Pada dasarkan usada-usada dapat diklasifikasi ke dalam beberapa jenis, di antaranya (1) usada buduh adalah cara mengobati orang sakit jiwa, (2) obat-obatan untuk anak-anak yang disebut usada rare. (3) Usada untuk penyakit cacar disebut usada kucacar, (4) usada untuk penyakit rematik yang disebut usada tuju, (5) usada untuk memunahkan black magic yang disebut usada pamugpugan, (6) usada manak yakni pemeliharaan kandungan, (7) usada paneseh yang digunakan untuk orang hamil, (8) usada untuk penyakit dalam yang disebut usada dalem. (8) Usada ila yang digunakan untuk mengobati penyakit lepra.

Di samping itu, terdapat juga beragam usada lain, seperti usada ceraken tingkeb, usada tiwang, dan usada kuranta bolong. Usada yang terekam dalam lontar-lontar tersebut sangat menarik dan berbagai obat yang disajikan dijelaskan dengan sangat rinci dan renik. Di samping kemenarikan usada ditemukan juga berbagai kendala dalam pemahaman usada ini. Kesulitan itu ditemukan, diantaranya banyak khazanah tumbuh-tumbuhan yang sebutkan dalam lontar ini sudah kurang bahkan tidak dikenal lagi sehingga sulit juga memahami obatnya. Unik karena obat-obatan yang diuraikan dalam usada ini sangat beragam dengan berbagai sudut pandang.

Usada Buduh

Usada Buduh yakni usada yang dipakai untuk pengobatan penderita penyakit jiwa.
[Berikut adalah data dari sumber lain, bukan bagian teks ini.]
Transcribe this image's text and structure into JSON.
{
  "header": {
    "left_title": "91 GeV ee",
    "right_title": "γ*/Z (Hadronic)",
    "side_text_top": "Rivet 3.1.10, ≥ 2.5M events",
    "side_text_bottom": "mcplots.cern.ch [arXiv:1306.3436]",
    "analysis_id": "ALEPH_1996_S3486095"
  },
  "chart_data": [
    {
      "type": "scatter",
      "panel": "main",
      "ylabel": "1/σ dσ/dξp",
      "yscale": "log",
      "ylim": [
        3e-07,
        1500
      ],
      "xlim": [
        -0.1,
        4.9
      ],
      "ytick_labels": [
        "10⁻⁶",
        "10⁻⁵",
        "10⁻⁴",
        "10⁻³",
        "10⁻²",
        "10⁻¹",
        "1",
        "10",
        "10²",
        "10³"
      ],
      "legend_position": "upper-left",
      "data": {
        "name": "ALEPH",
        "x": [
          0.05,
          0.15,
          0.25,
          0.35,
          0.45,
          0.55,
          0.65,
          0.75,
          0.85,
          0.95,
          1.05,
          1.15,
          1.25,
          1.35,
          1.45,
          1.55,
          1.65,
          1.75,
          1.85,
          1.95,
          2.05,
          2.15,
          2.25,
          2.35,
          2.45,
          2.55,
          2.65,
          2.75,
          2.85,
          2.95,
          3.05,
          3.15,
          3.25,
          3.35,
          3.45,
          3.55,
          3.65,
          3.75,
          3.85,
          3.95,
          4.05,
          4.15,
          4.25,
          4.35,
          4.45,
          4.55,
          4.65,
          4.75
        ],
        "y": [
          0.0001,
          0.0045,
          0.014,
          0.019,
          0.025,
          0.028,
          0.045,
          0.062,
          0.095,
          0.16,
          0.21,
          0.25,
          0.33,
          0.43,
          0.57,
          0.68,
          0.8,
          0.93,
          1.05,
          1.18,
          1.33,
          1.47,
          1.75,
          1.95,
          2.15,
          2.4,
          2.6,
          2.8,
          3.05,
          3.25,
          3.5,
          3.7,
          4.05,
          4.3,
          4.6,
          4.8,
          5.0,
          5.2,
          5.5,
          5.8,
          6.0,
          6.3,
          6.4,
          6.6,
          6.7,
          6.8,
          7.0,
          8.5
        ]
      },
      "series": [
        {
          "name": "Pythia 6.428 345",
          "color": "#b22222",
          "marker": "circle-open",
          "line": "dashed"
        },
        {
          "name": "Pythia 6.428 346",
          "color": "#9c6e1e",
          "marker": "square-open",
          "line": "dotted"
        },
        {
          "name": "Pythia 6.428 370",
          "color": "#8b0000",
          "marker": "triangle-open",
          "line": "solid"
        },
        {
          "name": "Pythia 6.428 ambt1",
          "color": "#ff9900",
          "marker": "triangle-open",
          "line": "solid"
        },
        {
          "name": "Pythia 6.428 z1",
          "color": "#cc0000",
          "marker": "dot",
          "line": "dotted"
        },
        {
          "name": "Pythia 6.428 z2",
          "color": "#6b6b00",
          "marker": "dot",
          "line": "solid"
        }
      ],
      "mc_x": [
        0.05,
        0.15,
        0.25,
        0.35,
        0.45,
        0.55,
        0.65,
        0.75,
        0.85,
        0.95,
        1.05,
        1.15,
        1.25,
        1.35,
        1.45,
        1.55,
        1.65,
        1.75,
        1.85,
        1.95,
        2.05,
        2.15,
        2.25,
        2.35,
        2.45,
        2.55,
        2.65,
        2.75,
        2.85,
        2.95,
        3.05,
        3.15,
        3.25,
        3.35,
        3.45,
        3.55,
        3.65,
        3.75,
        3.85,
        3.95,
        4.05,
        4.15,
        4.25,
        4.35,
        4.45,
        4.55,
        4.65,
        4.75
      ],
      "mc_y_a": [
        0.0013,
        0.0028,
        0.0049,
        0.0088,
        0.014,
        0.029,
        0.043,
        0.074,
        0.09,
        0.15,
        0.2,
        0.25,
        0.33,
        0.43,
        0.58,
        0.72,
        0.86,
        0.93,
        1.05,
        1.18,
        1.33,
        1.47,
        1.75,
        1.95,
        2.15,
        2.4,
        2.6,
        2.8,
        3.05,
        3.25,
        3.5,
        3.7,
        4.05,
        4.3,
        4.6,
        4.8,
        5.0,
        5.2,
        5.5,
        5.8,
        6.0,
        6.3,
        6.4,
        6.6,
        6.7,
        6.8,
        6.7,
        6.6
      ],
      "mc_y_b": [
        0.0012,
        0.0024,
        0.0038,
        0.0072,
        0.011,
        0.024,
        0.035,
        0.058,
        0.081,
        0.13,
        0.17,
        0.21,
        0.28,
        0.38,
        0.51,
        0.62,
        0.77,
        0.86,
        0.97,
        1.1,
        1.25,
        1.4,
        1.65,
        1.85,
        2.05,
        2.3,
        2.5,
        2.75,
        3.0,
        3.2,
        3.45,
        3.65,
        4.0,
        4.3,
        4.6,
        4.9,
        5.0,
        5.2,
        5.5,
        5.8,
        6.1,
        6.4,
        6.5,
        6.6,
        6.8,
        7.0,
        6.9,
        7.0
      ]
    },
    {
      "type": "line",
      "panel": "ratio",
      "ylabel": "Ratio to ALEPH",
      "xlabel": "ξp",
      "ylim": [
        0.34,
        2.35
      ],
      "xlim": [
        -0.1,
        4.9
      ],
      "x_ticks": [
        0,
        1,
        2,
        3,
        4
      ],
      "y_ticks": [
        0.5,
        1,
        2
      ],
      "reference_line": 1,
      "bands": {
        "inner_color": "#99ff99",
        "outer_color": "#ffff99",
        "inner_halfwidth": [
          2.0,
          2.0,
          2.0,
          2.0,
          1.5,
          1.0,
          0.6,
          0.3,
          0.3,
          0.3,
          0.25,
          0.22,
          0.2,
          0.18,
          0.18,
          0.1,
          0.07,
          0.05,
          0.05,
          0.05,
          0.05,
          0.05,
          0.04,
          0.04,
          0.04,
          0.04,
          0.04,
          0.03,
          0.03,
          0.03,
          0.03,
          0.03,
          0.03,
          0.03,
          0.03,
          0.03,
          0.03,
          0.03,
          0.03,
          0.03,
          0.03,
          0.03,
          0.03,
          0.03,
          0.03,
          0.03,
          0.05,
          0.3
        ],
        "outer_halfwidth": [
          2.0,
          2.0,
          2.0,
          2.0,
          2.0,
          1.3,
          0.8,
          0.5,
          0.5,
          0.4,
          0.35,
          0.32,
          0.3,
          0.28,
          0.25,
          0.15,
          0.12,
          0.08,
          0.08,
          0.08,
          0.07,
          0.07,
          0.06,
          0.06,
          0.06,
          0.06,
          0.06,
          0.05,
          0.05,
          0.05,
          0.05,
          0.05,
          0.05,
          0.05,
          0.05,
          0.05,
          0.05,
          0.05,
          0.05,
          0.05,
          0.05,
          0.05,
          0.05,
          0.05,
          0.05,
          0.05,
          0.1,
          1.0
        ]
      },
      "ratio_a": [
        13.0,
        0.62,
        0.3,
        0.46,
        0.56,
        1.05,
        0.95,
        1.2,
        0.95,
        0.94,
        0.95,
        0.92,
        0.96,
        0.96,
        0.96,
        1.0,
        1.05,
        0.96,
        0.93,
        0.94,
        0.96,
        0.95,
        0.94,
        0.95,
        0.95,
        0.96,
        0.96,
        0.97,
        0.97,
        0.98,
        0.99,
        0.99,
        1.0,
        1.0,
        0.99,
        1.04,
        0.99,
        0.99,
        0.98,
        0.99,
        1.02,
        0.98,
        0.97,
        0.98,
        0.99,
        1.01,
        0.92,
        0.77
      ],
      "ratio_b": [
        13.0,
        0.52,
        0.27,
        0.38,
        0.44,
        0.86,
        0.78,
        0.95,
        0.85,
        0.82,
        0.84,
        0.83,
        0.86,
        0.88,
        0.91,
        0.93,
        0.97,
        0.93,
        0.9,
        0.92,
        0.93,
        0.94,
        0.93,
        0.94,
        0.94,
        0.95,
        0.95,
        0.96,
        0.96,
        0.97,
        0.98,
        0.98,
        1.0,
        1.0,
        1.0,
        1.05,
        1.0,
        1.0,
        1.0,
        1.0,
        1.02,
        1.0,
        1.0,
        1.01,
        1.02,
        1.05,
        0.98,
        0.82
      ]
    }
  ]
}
Dalam naskah ini dijelaskan bahwa penyakit jiwa ini bermacam-macam dan cara pengobatannya juga berbeda-besa. Dalam usada itu ada sekitar 11 jenis orang yang berpenyakit jiwa.

Penyakit jiwa yang diderita oleh orang gila yang suka bernyanyi-nyanyi. Kedua, penyakit jiwa pada orang yang perpenyakit sering menangis. Obat lainnya adalah obat untuk orang gila yang senang tertawa, orang gila yang senang bermain kotoran, orang gila yang sering disertai epilepsi, orang gila yang sering berbicara tidak karuan, orang gila yang dengan ciri yang suka tidur dan tidak mau makan, orang gila dengan ciri galak, orang gila dengan perut bengkak, obat untuk orang gila yang umum, dan orang gila yang sering memaki-maki dukun.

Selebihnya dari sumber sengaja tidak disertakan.